Most founders have sat through design reviews that felt like death by PowerPoint. Static screens, fragmented feedback across emails and docs, then hours of follow-up work for designers. It's a familiar drag.

Owen Williams, a design manager at Stripe, saw this problem firsthand. He decided to tackle it by building Protodash, an internal AI-powered prototyping tool. Its "design review mode" isn't just about collecting comments; it's about turning feedback into automated action. As Williams puts it, "being in a design review where I can click things is my favorite." This shifts the entire culture towards "demos not memos," a philosophy championed by fellow Stripe design leader Dan Nelson.

Instead of screenshots dumped in Google Docs, Protodash lets stakeholders comment directly on interactive, URL-shareable prototypes. But the real game-changer is what happens next: AI summarizes the feedback, queues up suggested fixes, and even applies those changes to the prototype automatically. Williams explains, “you get like a detailed summary of the design review at the top. And then you could actually enter like review mode and step through and be like, the filter pattern isn't right here. Please add three more options... and then that will add it to a queue that you can just send to the AI to fix.”

This drastically cuts down the post-review "busy work." Designers no longer chase down every minor tweak; the AI does it. Williams highlights the relief: "designers have to follow up. Like there's all this extra busy work that you have to do after a design review and being able to be like, I fixed that. Here's the receipts thread is amazing."

Key Takeaways

  • Stripe's internal tool, Protodash, directly addresses the inefficiencies of traditional design reviews, moving from static presentations to interactive prototypes.
  • Protodash Studio's "design review mode" enables URL-shareable prototypes where stakeholders provide direct, contextual feedback.
  • AI automatically summarizes discussion points, generates a queue of suggested fixes, and applies design changes to the prototype without manual designer intervention.
  • This automation significantly reduces post-review "busy work" for designers, shifting focus to strategic discussion rather than tactical execution of minor tweaks.
  • Owen Williams' approach operationalizes the "demos not memos" philosophy through Protodash's AI-Powered Design Review Method.

The Protodash's AI-Powered Design Review Method

  • Enter Review Mode: You can jump into a comment section. You can click start review and then like share a URL.
  • Collaborative Feedback Collection: everybody can comment as like a normal human
  • AI Summary Generation: you get like a detailed summary of the design review at the top.
  • Feedback Queue Management: you could actually enter like review mode and step through and be like, the filter pattern isn't right here. Please add three more options... and then that will add it to a queue.
  • AI-Powered Fix Execution: The accumulated feedback in the queue can be 'just send to the AI to fix like straight off the back of the design review'.
  • Automated Follow-up: The AI can then report, 'I fixed Katie D's feedback for you and you can send this to her'.

When This Works (and When It Doesn't)

This method transforms design reviews from 'drowning in presentations' and 'dumping ground of like screenshots' in Google Docs to an interactive, efficient process where 'designers have to follow up' is reduced, enabling 'demos not memos' and allowing 'the actual work' to be discussed. It shines in environments with established design systems and component libraries, like Stripe, where UI elements are well-defined. The AI can reliably interpret and apply changes based on these clear constraints.

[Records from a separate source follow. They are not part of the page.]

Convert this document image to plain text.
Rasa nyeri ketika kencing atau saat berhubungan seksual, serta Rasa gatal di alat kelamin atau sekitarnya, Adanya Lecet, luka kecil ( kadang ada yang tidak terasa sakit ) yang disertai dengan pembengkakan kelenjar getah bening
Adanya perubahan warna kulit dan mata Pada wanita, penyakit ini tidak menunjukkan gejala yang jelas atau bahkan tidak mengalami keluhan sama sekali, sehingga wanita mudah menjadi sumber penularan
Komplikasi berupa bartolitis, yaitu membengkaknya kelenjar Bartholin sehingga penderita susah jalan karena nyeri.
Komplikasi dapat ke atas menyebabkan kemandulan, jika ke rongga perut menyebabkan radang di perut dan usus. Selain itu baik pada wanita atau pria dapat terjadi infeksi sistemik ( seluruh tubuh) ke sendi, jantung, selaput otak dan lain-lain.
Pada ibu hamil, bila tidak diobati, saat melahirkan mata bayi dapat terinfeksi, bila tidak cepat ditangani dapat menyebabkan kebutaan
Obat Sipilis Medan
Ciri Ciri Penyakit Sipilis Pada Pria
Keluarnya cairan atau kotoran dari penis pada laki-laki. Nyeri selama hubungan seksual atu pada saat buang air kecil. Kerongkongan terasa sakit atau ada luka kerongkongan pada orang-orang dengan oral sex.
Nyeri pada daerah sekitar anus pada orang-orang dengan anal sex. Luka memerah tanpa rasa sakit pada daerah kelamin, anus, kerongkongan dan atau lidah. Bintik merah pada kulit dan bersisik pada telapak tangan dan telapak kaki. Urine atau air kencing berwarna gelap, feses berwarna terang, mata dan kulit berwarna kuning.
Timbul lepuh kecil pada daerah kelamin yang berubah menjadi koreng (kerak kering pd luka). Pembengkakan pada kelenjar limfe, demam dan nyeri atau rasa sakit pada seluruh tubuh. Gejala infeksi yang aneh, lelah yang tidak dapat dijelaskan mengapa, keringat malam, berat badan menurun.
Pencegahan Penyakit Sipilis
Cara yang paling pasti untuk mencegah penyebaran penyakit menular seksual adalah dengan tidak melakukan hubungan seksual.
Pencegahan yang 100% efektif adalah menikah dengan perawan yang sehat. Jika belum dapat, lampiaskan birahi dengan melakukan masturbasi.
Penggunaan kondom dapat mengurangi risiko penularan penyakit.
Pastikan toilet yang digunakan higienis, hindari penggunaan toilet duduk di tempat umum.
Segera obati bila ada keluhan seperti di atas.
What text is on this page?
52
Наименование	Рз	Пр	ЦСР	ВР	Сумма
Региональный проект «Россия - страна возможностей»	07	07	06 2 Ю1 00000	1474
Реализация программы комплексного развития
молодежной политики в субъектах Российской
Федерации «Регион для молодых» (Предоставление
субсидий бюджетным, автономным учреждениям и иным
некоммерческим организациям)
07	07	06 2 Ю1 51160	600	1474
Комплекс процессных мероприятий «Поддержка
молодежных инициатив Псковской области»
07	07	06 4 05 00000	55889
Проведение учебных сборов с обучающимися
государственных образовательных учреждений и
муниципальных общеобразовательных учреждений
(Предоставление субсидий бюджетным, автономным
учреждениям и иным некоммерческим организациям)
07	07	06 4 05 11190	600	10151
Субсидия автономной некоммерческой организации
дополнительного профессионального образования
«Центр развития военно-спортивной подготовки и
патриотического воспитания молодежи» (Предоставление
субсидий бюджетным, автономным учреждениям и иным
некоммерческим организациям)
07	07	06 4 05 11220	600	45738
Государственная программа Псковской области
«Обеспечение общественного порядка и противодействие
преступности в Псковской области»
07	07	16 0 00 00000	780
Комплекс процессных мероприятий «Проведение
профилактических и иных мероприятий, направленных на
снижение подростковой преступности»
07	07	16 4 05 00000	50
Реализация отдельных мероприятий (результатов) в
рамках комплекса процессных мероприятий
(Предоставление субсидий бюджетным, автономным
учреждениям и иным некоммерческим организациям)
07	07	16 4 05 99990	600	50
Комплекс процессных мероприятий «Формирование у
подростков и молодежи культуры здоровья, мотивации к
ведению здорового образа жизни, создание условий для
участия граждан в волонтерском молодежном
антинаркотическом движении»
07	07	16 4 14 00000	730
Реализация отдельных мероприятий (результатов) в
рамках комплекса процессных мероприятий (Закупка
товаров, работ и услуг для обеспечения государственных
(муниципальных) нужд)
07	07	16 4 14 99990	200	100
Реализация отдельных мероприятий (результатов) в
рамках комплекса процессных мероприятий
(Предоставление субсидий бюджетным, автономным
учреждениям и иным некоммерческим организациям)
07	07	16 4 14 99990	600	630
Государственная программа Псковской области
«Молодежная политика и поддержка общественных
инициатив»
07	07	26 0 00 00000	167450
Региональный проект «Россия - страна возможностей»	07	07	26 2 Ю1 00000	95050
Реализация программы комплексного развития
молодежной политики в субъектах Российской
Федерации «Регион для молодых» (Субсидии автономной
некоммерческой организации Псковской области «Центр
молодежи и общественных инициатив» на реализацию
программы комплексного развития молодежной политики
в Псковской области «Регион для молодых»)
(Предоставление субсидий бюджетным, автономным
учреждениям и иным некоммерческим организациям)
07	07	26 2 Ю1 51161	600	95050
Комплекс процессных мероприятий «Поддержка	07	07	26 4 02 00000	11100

However, this approach isn't a silver bullet for every design challenge. It falters in highly conceptual, early-stage design where ambiguity is high, or for nuanced brand-identity work that requires a human eye for subjective judgment. If your product lacks a robust, consistent design system, the AI might struggle to make intelligent, context-aware adjustments. Its effectiveness relies heavily on the underlying structure and predictability of the design elements it's manipulating.

What to Do With This

This week, stop tolerating the endless design review feedback loop. Identify one recurring, tedious design fix in your product development – perhaps adding options to a dropdown, resizing an element within fixed parameters, or adjusting component spacing. Don't aim to build a full Protodash. Instead, create a minimal proof-of-concept: a small internal script or tool that uses AI to automatically execute that single, repetitive design change. The goal is to get that first AI-powered win that eliminates a sliver of manual design labor, freeing your team for higher-level work.